Hi,
I am running a model on 71% of my data, i.e. 13 samples. Which is very few, I know. I then have 4 samples in my test set that I want to predict their outcome with.
The model I get has an AUROC of 1 and 100% accuracy in predicting the outcome of the 13 samples used. This indicates serious overfitting to me. I thus find it essential to keep a few samples out and run predict on those. While the code works perfectly fine for my X.train data:pred=predict(MyResult.splsda.final, X.train) Prediction <- pred$class$mahalanobis.dist[, 1] #using just comp1
giving me: PA.04 PA.06 PA.08 PA.09 PA.10 PA.12 PA.13 PA.14 PA.18 PA.35 PA.38 "R_Ep" "R_Ep" "NR_Ep" "R_Ep" "NR_Ep" "NR_Ep" "R_Ep" "R_Ep" "R_Ep" "R_Ep" "NR_Ep" PA.39 PA.40 "R_Ep" "NR_Ep"
it does not work for my X.test:
I do not understand why the other samples do not have a prediction. I have looked into the input file and I do not think that anything is wrong there. R correctly assigns the outcome when splitting the data:
prop.table(table(Resp.test$Epilepsy))
giving me:
NR_Ep R_Ep
0.5 0.5
So it does not seem to be a format or spelling issue. I do not know where to look further and I hope you can help me solving this issue.
Thank you so much for your time!
/Stef
I know you guys are probably very busy! However, I have been stuck at this step for over a week now and really hope you can help me solve this, so I can move on with my analysis.
I very much appreciate your help @MaxBladen@kimanh.lecao@aljabadi
Best wishes,
Stef
To help I’d first need a reproducible example (as described here and in the banner). From there, we can potentially discuss me accessing your data and scripts to evaluate them for issues. Feel free to directly message me via the forum
Thank you @MaxBladen! I can indeed reproduce your code. I can also predict my train set without a problem. Just when it comes to the test set, it is not working. This is what I get from pred2=predict(MyResult.splsda.final, X.test)
But I have no NAs in my test set: which(is.na(X.test)) integer(0)
So I am not sure why I get NaN as predict and variables.

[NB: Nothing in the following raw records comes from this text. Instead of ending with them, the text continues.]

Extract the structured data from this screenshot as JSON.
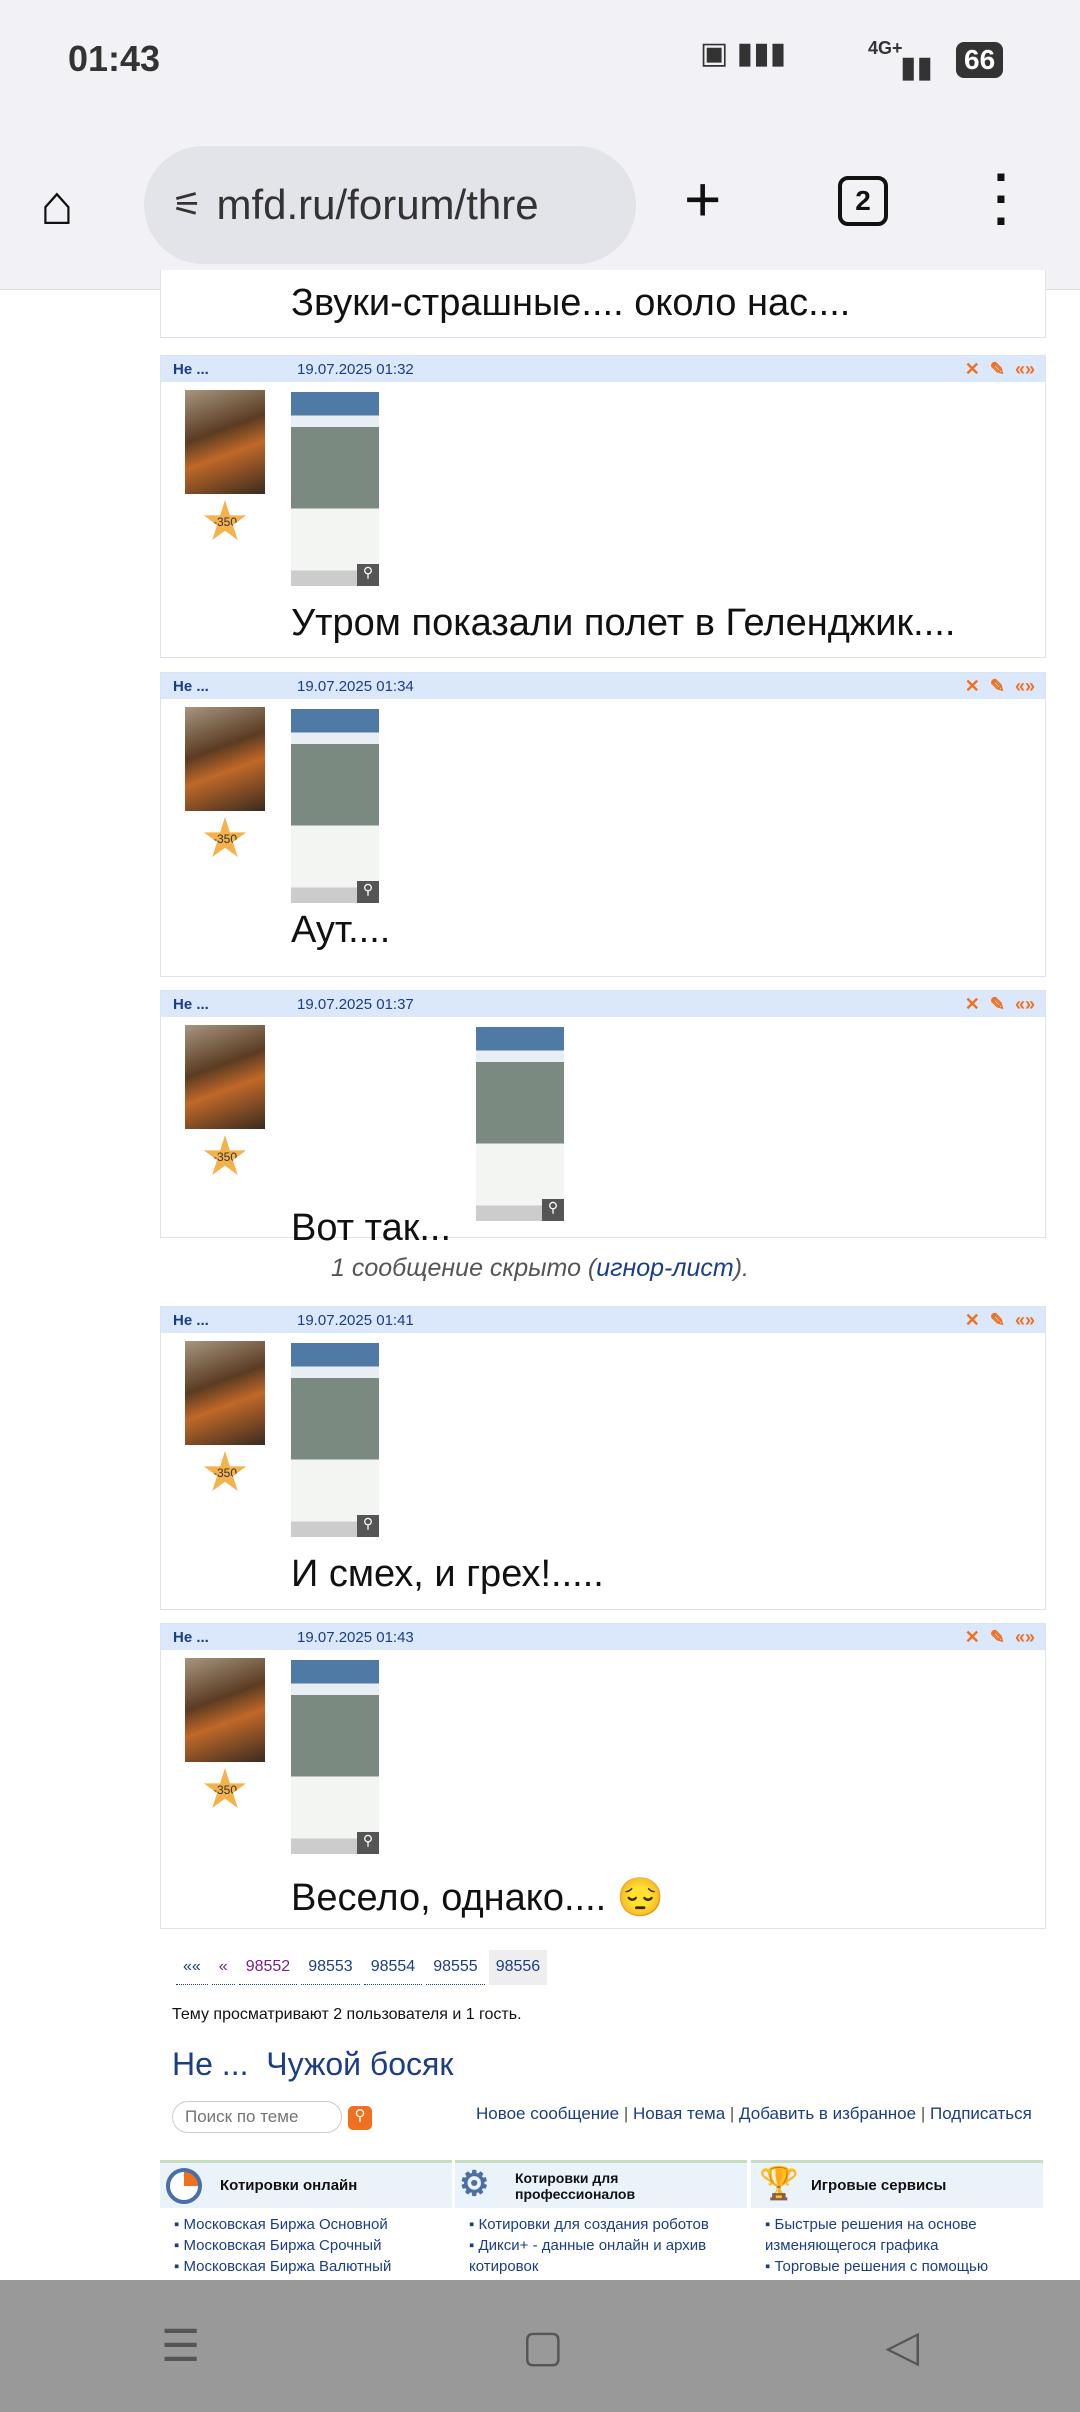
{
  "status": {
    "time": "01:43",
    "battery": "66",
    "network": "4G+"
  },
  "browser": {
    "url": "mfd.ru/forum/thre",
    "tabs_count": "2"
  },
  "top_partial_post": {
    "text": "Звуки-страшные.... около нас...."
  },
  "posts": [
    {
      "author": "Не ...",
      "date": "19.07.2025 01:32",
      "rating": "-350",
      "text": "Утром показали полет в Геленджик...."
    },
    {
      "author": "Не ...",
      "date": "19.07.2025 01:34",
      "rating": "-350",
      "text": "Аут...."
    },
    {
      "author": "Не ...",
      "date": "19.07.2025 01:37",
      "rating": "-350",
      "text": "Вот так..."
    },
    {
      "author": "Не ...",
      "date": "19.07.2025 01:41",
      "rating": "-350",
      "text": "И смех, и грех!....."
    },
    {
      "author": "Не ...",
      "date": "19.07.2025 01:43",
      "rating": "-350",
      "text": "Весело, однако.... 😔"
    }
  ],
  "hidden": {
    "prefix": "1 сообщение скрыто (",
    "link": "игнор-лист",
    "suffix": ")."
  },
  "pagination": [
    "««",
    "«",
    "98552",
    "98553",
    "98554",
    "98555",
    "98556"
  ],
  "viewers": "Тему просматривают 2 пользователя и 1 гость.",
  "title": {
    "author": "Не ...",
    "topic": "Чужой босяк"
  },
  "search": {
    "placeholder": "Поиск по теме"
  },
  "actions": [
    "Новое сообщение",
    "Новая тема",
    "Добавить в избранное",
    "Подписаться"
  ],
  "boxes": [
    {
      "title": "Котировки онлайн",
      "items": [
        "Московская Биржа Основной",
        "Московская Биржа Срочный",
        "Московская Биржа Валютный"
      ]
    },
    {
      "title": "Котировки для профессионалов",
      "items": [
        "Котировки для создания роботов",
        "Дикси+ - данные онлайн и архив котировок"
      ]
    },
    {
      "title": "Игровые сервисы",
      "items": [
        "Быстрые решения на основе изменяющегося графика",
        "Торговые решения с помощью"
      ]
    }
  ]
}
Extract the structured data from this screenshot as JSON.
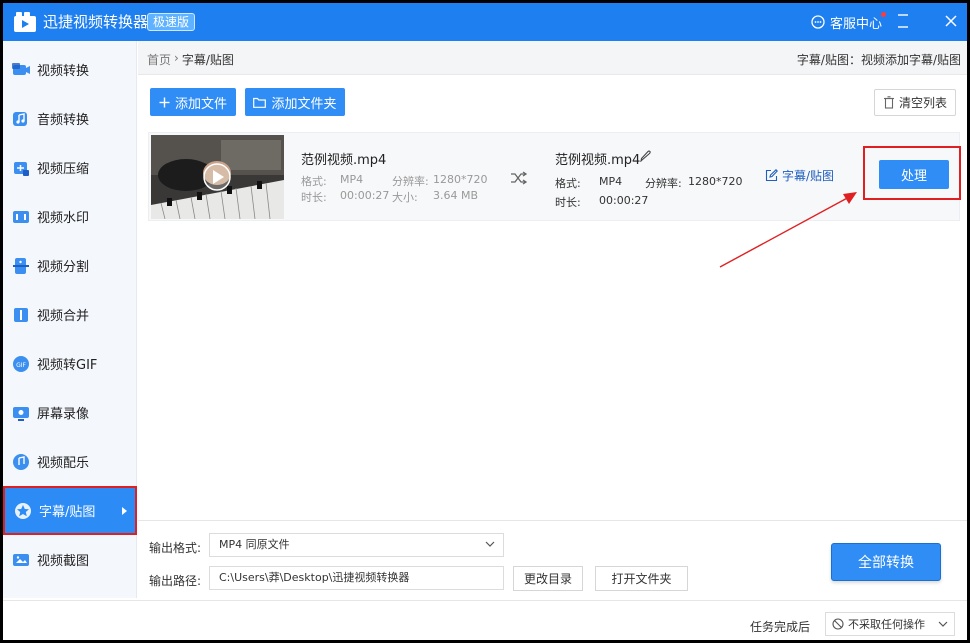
{
  "app": {
    "title": "迅捷视频转换器",
    "edition": "极速版",
    "service_label": "客服中心"
  },
  "sidebar": {
    "items": [
      {
        "label": "视频转换",
        "icon": "video-convert-icon"
      },
      {
        "label": "音频转换",
        "icon": "audio-convert-icon"
      },
      {
        "label": "视频压缩",
        "icon": "video-compress-icon"
      },
      {
        "label": "视频水印",
        "icon": "video-watermark-icon"
      },
      {
        "label": "视频分割",
        "icon": "video-split-icon"
      },
      {
        "label": "视频合并",
        "icon": "video-merge-icon"
      },
      {
        "label": "视频转GIF",
        "icon": "video-gif-icon"
      },
      {
        "label": "屏幕录像",
        "icon": "screen-record-icon"
      },
      {
        "label": "视频配乐",
        "icon": "video-music-icon"
      },
      {
        "label": "字幕/贴图",
        "icon": "subtitle-sticker-icon",
        "active": true
      },
      {
        "label": "视频截图",
        "icon": "video-screenshot-icon"
      }
    ]
  },
  "breadcrumb": {
    "home": "首页",
    "separator": "›",
    "current": "字幕/贴图",
    "right_text": "字幕/贴图：视频添加字幕/贴图"
  },
  "toolbar": {
    "add_file": "添加文件",
    "add_folder": "添加文件夹",
    "clear_list": "清空列表"
  },
  "file": {
    "source": {
      "name": "范例视频.mp4",
      "format_label": "格式:",
      "format": "MP4",
      "resolution_label": "分辨率:",
      "resolution": "1280*720",
      "duration_label": "时长:",
      "duration": "00:00:27",
      "size_label": "大小:",
      "size": "3.64 MB"
    },
    "output": {
      "name": "范例视频.mp4",
      "format_label": "格式:",
      "format": "MP4",
      "resolution_label": "分辨率:",
      "resolution": "1280*720",
      "duration_label": "时长:",
      "duration": "00:00:27"
    },
    "edit_label": "字幕/贴图",
    "process_label": "处理"
  },
  "bottom": {
    "format_label": "输出格式:",
    "format_value": "MP4  同原文件",
    "path_label": "输出路径:",
    "path_value": "C:\\Users\\莽\\Desktop\\迅捷视频转换器",
    "change_dir": "更改目录",
    "open_folder": "打开文件夹",
    "convert_all": "全部转换"
  },
  "status": {
    "after_label": "任务完成后",
    "after_value": "不采取任何操作"
  },
  "colors": {
    "primary": "#2f8df5",
    "titlebar": "#1e7ff0",
    "highlight_red": "#e02020"
  }
}
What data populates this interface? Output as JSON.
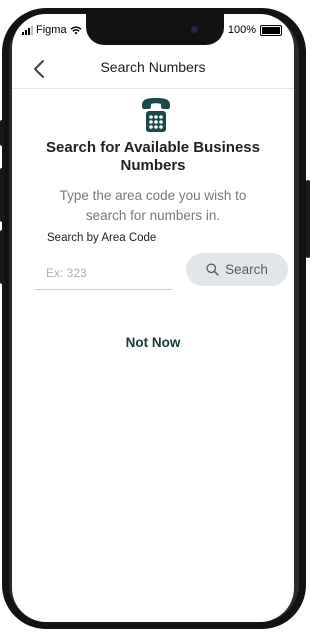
{
  "status_bar": {
    "carrier": "Figma",
    "battery_text": "100%"
  },
  "nav": {
    "title": "Search Numbers"
  },
  "main": {
    "heading": "Search for Available Business Numbers",
    "subtitle": "Type the area code you wish to search for numbers in.",
    "field_label": "Search by Area Code",
    "input": {
      "placeholder": "Ex: 323",
      "value": ""
    },
    "search_label": "Search",
    "not_now_label": "Not Now"
  },
  "colors": {
    "accent": "#1a4a4a",
    "button_bg": "#e3e6e8"
  },
  "icons": [
    "back-chevron-icon",
    "telephone-icon",
    "search-icon",
    "wifi-icon",
    "bluetooth-icon",
    "battery-icon"
  ]
}
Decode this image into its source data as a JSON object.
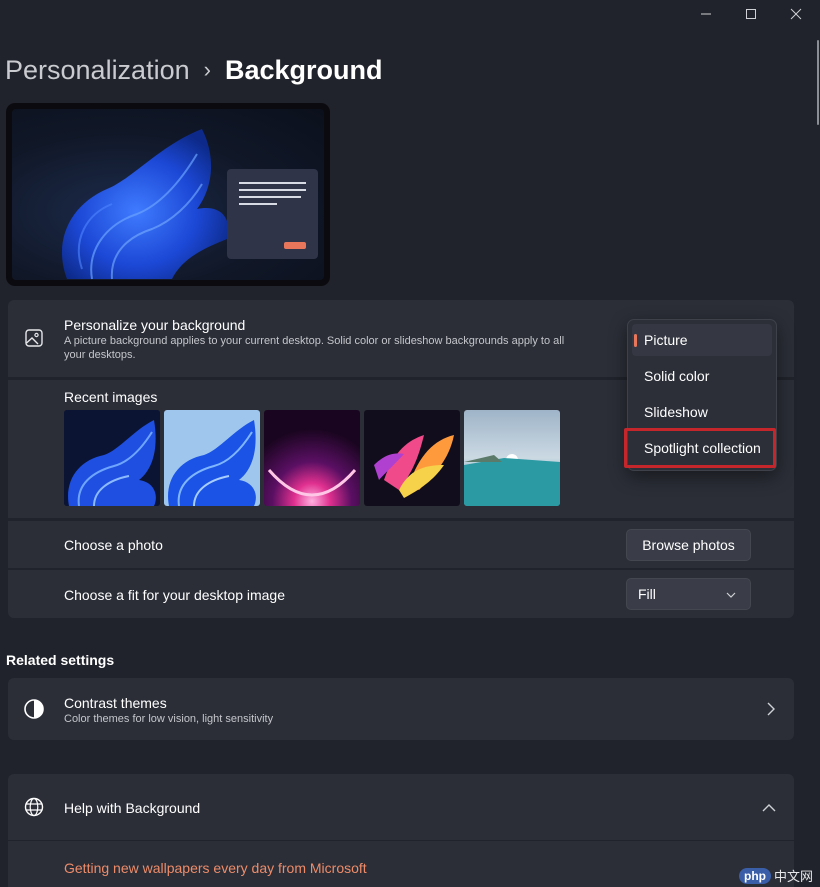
{
  "window": {
    "minimize": "minimize",
    "maximize": "maximize",
    "close": "close"
  },
  "breadcrumb": {
    "parent": "Personalization",
    "separator": "›",
    "current": "Background"
  },
  "background_section": {
    "title": "Personalize your background",
    "description_line1": "A picture background applies to your current desktop. Solid color or slideshow backgrounds apply to all",
    "description_line2": "your desktops.",
    "dropdown": {
      "options": [
        "Picture",
        "Solid color",
        "Slideshow",
        "Spotlight collection"
      ],
      "selected": "Picture",
      "highlighted": "Spotlight collection"
    }
  },
  "recent_images": {
    "label": "Recent images",
    "items": [
      "bloom-dark-blue",
      "bloom-light-blue",
      "purple-glow",
      "pink-flower",
      "seaside-sunrise"
    ]
  },
  "choose_photo": {
    "label": "Choose a photo",
    "button": "Browse photos"
  },
  "choose_fit": {
    "label": "Choose a fit for your desktop image",
    "value": "Fill"
  },
  "related_settings": {
    "heading": "Related settings",
    "contrast": {
      "title": "Contrast themes",
      "subtitle": "Color themes for low vision, light sensitivity"
    }
  },
  "help": {
    "title": "Help with Background",
    "link": "Getting new wallpapers every day from Microsoft"
  },
  "watermark": {
    "brand": "php",
    "site": "中文网"
  },
  "colors": {
    "accent": "#e8765a",
    "highlight_border": "#c4262b",
    "background": "#20232b",
    "card": "#2b2e37"
  }
}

Thank you very much for looking into this!
/Stef
I don’t know whats causing this. While I would usually offer to take your data and debug it for you, I’ve got a contract starting this week which will prevent me from doing any mixOmics work for a month or so.
The size and content of the B.hat component makes no sense to me. My gut says this is where the issue is arising
I understand @MaxBladen and I appreciate all the support you have been giving me so far. You helped me resolve several issues in the past and I am very grateful for it! Thus, I have been able to publish one article with mixOmics analyses, one is close to acceptance and this is part of the third manuscript. Also, I have convinced my colleagues to use it
Is there anyone else in the team who could take a look at this in the mean time? If so, could you tag that person here, please?
Best wishes,
PS: What is B.hat?
I’m really glad I’ve been able to help. It’s a fantastic package but can be a bit tricky to get into initially.
Unfortunately, I’m pretty much the only one who monitors the forums these days. I can ask some of my colleagues about your issue - but I don’t know when they’d get back to me.
B.hat are the regression coefficients used to generate the predicted values for the novel data. The first dimension represents each feature (995), the second dimension represents each level of your response vector and the third dimension represents each component.